China's economy is growing at its slowest pace in 24 years in 2014 as property prices have cooled and companies and local governments are struggling under heavy debt burdens, keeping pressure on Beijing to take aggressive steps to avoid a sharper downturn. End-users in China, the world's top consumer and producer of refined copper, typically increase purchases around the second quarter to support higher production as the summer approaches in anticipation of some aggressive support from the government. 

A weaker U.S. currency makes dollar-denominated assets such as metals cheaper for buyers holding other currencies. The sentiments were also boosted on back of the expectations that China would continue with the initiative of building infrastructure, thereby increasing its demand for copper. The other supporting news in the market is the activity in China's factory sector that has dipped to 11 month low in March 2015, is signalling persistent weakness in the world's second-largest economy. This is ringing more alarming bells for its Central Bank to come up with yet another stimulus programme, which is supportive for the industrial metals, especially copper. Away from China, the U.S. recovery has been gathering pace, with the country likely to want more red metal and the fresh stimulus announced by the ECB is turning out to be an aid of the last resort for the Eurozone economies.

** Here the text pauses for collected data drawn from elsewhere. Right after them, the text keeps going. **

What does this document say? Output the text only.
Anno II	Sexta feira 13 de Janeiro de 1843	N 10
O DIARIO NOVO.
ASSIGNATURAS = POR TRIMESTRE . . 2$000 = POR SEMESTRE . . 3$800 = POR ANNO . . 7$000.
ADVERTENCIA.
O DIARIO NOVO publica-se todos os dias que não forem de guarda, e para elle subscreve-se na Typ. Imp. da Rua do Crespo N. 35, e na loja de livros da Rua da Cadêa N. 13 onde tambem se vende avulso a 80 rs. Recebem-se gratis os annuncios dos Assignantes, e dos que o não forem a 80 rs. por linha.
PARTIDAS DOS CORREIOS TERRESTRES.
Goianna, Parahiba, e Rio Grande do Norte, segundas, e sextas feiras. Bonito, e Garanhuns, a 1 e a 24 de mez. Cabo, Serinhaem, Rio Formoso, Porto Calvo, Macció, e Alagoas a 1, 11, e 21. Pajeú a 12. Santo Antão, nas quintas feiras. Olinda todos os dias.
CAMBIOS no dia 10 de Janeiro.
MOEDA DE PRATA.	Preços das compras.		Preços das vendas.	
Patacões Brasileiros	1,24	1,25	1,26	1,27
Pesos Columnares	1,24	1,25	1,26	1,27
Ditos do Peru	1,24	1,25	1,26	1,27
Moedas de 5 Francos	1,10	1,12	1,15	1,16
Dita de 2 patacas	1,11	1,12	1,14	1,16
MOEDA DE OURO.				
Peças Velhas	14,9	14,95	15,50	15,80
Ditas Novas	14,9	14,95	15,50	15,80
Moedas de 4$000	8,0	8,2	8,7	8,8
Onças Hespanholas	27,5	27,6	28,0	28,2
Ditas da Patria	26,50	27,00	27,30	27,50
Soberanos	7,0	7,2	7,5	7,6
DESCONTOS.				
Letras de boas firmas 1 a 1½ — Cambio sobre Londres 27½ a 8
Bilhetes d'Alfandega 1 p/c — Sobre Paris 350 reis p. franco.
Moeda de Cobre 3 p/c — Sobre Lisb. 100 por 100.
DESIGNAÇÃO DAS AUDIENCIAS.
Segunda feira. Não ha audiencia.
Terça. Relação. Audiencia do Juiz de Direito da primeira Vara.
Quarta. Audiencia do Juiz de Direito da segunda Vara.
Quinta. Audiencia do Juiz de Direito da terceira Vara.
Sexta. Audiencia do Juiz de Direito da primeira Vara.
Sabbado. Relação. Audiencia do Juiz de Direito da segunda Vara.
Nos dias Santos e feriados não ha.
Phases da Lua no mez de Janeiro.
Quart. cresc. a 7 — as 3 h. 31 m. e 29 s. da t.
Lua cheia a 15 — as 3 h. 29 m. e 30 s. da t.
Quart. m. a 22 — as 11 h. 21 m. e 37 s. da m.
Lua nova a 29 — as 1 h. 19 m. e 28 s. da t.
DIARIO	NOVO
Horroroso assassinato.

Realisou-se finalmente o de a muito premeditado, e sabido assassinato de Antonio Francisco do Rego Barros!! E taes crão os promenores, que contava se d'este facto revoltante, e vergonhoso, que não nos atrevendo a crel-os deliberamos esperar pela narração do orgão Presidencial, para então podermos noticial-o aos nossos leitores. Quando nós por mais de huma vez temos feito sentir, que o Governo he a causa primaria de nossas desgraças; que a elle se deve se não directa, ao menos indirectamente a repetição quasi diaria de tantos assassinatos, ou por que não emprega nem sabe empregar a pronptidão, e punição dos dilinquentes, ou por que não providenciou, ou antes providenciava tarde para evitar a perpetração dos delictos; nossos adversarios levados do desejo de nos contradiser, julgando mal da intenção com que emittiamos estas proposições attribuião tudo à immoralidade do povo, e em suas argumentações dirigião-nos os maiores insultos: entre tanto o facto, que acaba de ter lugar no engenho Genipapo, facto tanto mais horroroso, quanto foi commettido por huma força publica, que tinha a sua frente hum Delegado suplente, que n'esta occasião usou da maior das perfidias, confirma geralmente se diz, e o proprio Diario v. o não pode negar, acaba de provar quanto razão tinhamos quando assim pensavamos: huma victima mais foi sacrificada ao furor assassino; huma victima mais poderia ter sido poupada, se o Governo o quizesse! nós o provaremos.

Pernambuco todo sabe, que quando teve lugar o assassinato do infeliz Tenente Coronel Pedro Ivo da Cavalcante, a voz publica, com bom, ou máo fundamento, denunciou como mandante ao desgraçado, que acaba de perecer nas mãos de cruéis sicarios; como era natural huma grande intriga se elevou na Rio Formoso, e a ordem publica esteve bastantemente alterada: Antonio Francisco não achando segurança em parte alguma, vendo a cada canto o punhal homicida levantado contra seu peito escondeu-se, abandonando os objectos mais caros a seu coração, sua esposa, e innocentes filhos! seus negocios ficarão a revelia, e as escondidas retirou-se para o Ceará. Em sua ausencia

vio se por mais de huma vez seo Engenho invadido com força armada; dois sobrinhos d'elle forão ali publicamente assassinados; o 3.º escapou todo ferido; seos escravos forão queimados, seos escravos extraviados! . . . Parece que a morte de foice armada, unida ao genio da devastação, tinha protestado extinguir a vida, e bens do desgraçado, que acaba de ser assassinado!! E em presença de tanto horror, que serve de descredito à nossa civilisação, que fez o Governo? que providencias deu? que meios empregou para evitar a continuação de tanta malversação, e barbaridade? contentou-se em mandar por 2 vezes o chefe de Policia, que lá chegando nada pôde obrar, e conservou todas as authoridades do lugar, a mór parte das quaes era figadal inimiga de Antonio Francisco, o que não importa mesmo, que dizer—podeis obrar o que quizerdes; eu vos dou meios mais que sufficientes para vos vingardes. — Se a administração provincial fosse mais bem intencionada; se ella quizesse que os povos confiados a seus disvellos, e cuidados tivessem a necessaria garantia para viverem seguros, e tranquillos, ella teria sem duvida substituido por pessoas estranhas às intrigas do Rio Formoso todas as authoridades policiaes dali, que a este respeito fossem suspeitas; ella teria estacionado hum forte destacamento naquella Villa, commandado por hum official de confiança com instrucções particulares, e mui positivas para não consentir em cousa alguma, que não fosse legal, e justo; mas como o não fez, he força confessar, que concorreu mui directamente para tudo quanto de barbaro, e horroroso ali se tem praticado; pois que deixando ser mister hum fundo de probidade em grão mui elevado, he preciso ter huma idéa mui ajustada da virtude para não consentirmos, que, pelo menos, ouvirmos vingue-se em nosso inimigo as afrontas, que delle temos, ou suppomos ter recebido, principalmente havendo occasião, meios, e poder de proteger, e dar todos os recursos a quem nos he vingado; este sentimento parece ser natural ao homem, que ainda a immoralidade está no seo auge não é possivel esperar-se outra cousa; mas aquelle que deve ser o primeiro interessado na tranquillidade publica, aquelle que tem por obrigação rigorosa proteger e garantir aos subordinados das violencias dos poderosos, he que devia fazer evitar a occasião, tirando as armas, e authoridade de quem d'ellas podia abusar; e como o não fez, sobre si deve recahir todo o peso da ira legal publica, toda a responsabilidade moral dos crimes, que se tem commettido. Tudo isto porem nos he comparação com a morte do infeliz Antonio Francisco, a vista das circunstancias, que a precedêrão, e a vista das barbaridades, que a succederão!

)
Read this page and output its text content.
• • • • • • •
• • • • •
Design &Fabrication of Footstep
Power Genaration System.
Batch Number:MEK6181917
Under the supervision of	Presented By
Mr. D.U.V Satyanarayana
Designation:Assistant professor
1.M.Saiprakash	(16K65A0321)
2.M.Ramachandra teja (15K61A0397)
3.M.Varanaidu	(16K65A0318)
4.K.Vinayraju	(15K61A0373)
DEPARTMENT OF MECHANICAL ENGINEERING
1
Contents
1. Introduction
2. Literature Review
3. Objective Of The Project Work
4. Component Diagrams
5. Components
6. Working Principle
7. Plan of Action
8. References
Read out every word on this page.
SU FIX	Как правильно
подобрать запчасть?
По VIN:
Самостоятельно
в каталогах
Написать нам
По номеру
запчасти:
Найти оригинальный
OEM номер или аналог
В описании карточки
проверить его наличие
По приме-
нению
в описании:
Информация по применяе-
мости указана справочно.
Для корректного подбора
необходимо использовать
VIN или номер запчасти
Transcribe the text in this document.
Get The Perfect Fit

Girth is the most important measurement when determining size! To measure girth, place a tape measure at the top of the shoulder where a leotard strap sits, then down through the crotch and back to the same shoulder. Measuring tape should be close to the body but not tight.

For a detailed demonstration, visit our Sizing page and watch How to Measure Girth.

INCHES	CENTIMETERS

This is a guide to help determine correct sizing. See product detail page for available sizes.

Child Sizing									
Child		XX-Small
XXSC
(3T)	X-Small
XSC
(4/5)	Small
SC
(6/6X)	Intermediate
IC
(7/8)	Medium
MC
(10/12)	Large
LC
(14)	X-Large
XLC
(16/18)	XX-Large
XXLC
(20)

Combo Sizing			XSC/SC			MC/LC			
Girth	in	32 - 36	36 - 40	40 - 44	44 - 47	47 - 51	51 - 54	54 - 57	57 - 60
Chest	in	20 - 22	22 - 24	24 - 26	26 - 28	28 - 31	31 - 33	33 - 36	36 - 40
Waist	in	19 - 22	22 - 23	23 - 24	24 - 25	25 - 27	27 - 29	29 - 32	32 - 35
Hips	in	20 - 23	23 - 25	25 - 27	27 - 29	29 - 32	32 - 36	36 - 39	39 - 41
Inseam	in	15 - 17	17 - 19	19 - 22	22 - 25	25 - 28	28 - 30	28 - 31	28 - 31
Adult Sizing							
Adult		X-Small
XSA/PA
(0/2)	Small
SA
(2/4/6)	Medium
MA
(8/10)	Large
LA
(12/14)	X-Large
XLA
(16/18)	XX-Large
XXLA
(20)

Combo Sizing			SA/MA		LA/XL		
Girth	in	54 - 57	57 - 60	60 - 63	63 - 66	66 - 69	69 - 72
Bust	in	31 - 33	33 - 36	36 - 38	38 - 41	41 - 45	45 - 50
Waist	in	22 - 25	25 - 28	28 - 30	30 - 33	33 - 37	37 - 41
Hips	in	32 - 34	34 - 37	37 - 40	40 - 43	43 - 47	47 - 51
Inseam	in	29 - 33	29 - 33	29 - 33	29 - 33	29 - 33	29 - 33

As reported in the above text the refined copper market is likely to have supply surplus for the whole of 2015 as the mini-boom in the copper mining industry continues. LME inventories remain at their lowest levels, but we shouldn’t pay attention to this since inventories have been falling with prices since their peak in mid-2013. Copper’s plunge mirrors losses across commodities as a decade-long bull market led companies to boost production and the Federal Reserve debates when to raise interest rates. Because copper lacks strong fundamentals, we wouldn’t expect copper to make significant moves upward but at the same time a significant plunge in the prices from current levels is not expected. Amidst growing uncertainties the copper market is trying to find new equilibrium in between the lows. In spite of the slowdown is Chinese economy, it is likely to consume 4.9 per cent more copper than last year. We feel that as the crude oil (WTI) stabilises in the range of USD 55-65 per barrel in couple of months’ time, the copper would find its next equilibrium and the tend to move northward from there. Thus, we feel that the uptrend in copper would start towards end of 2nd quarter of 2015.